Technology services companies across the country face what its executives call ‘a linear growth’ problem: The more they grow, the more they have to hire. Managers worry about logistical problems associated with larger teams. Also, investors and stock markets tend to give a premium to companies showing non-linear growth—the kind that does not involve bulking up staff.
Typically, companies use solution accelerators, automation and portfolio changes to achieve this. Tata Elxsi, a Bangalore-based Rs 622-crore design services firm, has taken a different route by setting up a business incubator.
The concept isn’t new—it started in the US as a way to encourage entrepreneurship. In India, incubators were mostly associated with academic institutions. In recent years, a variant of incubators called accelerators is taking off, driven by the private sector.

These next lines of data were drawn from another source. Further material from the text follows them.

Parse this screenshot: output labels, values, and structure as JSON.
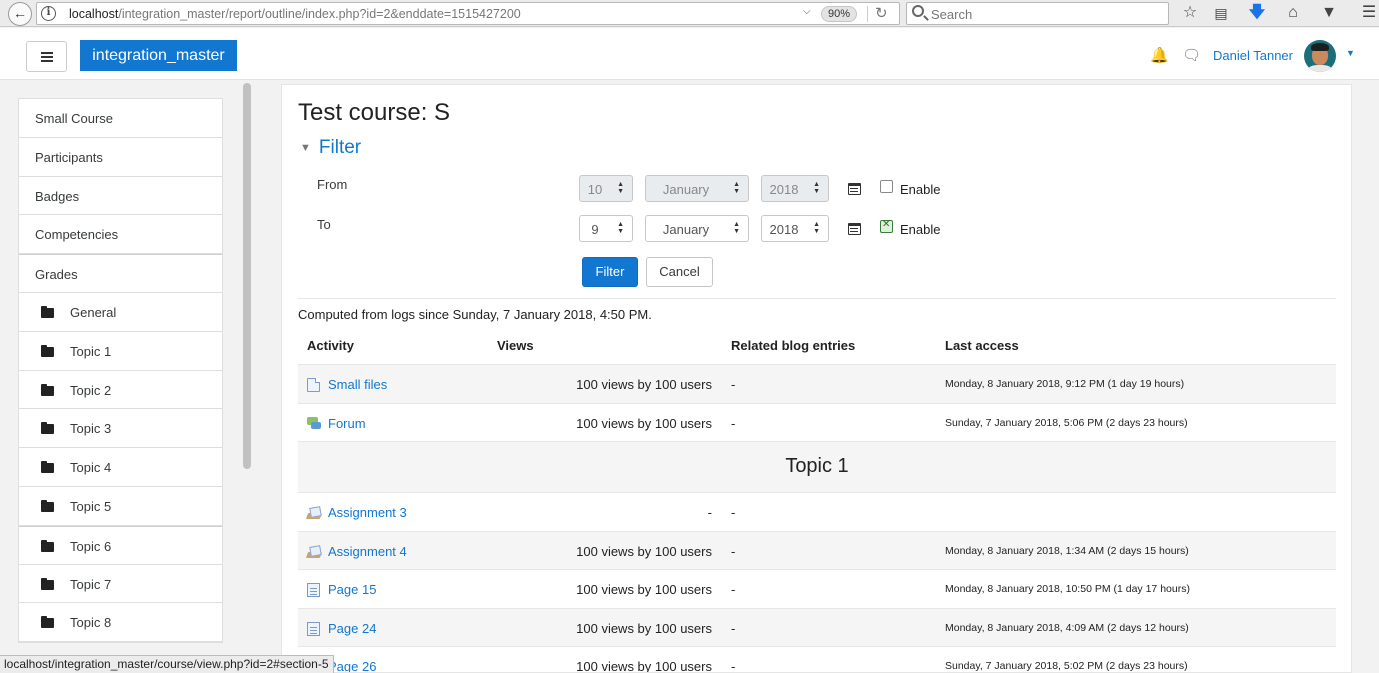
{
  "browser": {
    "url_host": "localhost",
    "url_path": "/integration_master/report/outline/index.php?id=2&enddate=1515427200",
    "zoom": "90%",
    "search_placeholder": "Search"
  },
  "header": {
    "brand": "integration_master",
    "user_name": "Daniel Tanner"
  },
  "nav": {
    "items": [
      {
        "label": "Small Course",
        "type": "node"
      },
      {
        "label": "Participants",
        "type": "node"
      },
      {
        "label": "Badges",
        "type": "node"
      },
      {
        "label": "Competencies",
        "type": "node"
      },
      {
        "label": "Grades",
        "type": "node"
      },
      {
        "label": "General",
        "type": "section"
      },
      {
        "label": "Topic 1",
        "type": "section"
      },
      {
        "label": "Topic 2",
        "type": "section"
      },
      {
        "label": "Topic 3",
        "type": "section"
      },
      {
        "label": "Topic 4",
        "type": "section"
      },
      {
        "label": "Topic 5",
        "type": "section"
      },
      {
        "label": "Topic 6",
        "type": "section"
      },
      {
        "label": "Topic 7",
        "type": "section"
      },
      {
        "label": "Topic 8",
        "type": "section"
      }
    ]
  },
  "page": {
    "title": "Test course: S",
    "filter_legend": "Filter",
    "from_label": "From",
    "to_label": "To",
    "from": {
      "day": "10",
      "month": "January",
      "year": "2018",
      "enabled": false
    },
    "to": {
      "day": "9",
      "month": "January",
      "year": "2018",
      "enabled": true
    },
    "enable_label": "Enable",
    "filter_button": "Filter",
    "cancel_button": "Cancel",
    "computed_text": "Computed from logs since Sunday, 7 January 2018, 4:50 PM."
  },
  "report": {
    "columns": [
      "Activity",
      "Views",
      "Related blog entries",
      "Last access"
    ],
    "rows": [
      {
        "type": "activity",
        "icon": "file-icon",
        "name": "Small files",
        "views": "100 views by 100 users",
        "blog": "-",
        "access": "Monday, 8 January 2018, 9:12 PM (1 day 19 hours)"
      },
      {
        "type": "activity",
        "icon": "forum-icon",
        "name": "Forum",
        "views": "100 views by 100 users",
        "blog": "-",
        "access": "Sunday, 7 January 2018, 5:06 PM (2 days 23 hours)"
      },
      {
        "type": "section",
        "name": "Topic 1"
      },
      {
        "type": "activity",
        "icon": "assignment-icon",
        "name": "Assignment 3",
        "views": "-",
        "blog": "-",
        "access": ""
      },
      {
        "type": "activity",
        "icon": "assignment-icon",
        "name": "Assignment 4",
        "views": "100 views by 100 users",
        "blog": "-",
        "access": "Monday, 8 January 2018, 1:34 AM (2 days 15 hours)"
      },
      {
        "type": "activity",
        "icon": "page-icon",
        "name": "Page 15",
        "views": "100 views by 100 users",
        "blog": "-",
        "access": "Monday, 8 January 2018, 10:50 PM (1 day 17 hours)"
      },
      {
        "type": "activity",
        "icon": "page-icon",
        "name": "Page 24",
        "views": "100 views by 100 users",
        "blog": "-",
        "access": "Monday, 8 January 2018, 4:09 AM (2 days 12 hours)"
      },
      {
        "type": "activity",
        "icon": "page-icon",
        "name": "Page 26",
        "views": "100 views by 100 users",
        "blog": "-",
        "access": "Sunday, 7 January 2018, 5:02 PM (2 days 23 hours)"
      }
    ]
  },
  "status_bar": "localhost/integration_master/course/view.php?id=2#section-5"
}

Tata Elxsi’s initiative, incub@TE, is different from all these, says Rajesh Kumar, VP, Strategic Initiatives. “We are more focussed about business than academic incubators, and our programmes are much longer than those of a typical accelerator [which last about three months]. The idea is to help create companies that will help us strategically.”
Tata Elxsi benefits from a 10 percent equity stake. The selected start-ups get 18 months of ready-to-use infrastructure, dedicated mentors and help from Elxsi’s marketing and business development teams.
Elxsi, which recently signed up its first startup, a telecom firm called Big V, expects to incubate 30 companies in the next three years. If it succeeds, it might just pave the way for other mid-sized companies.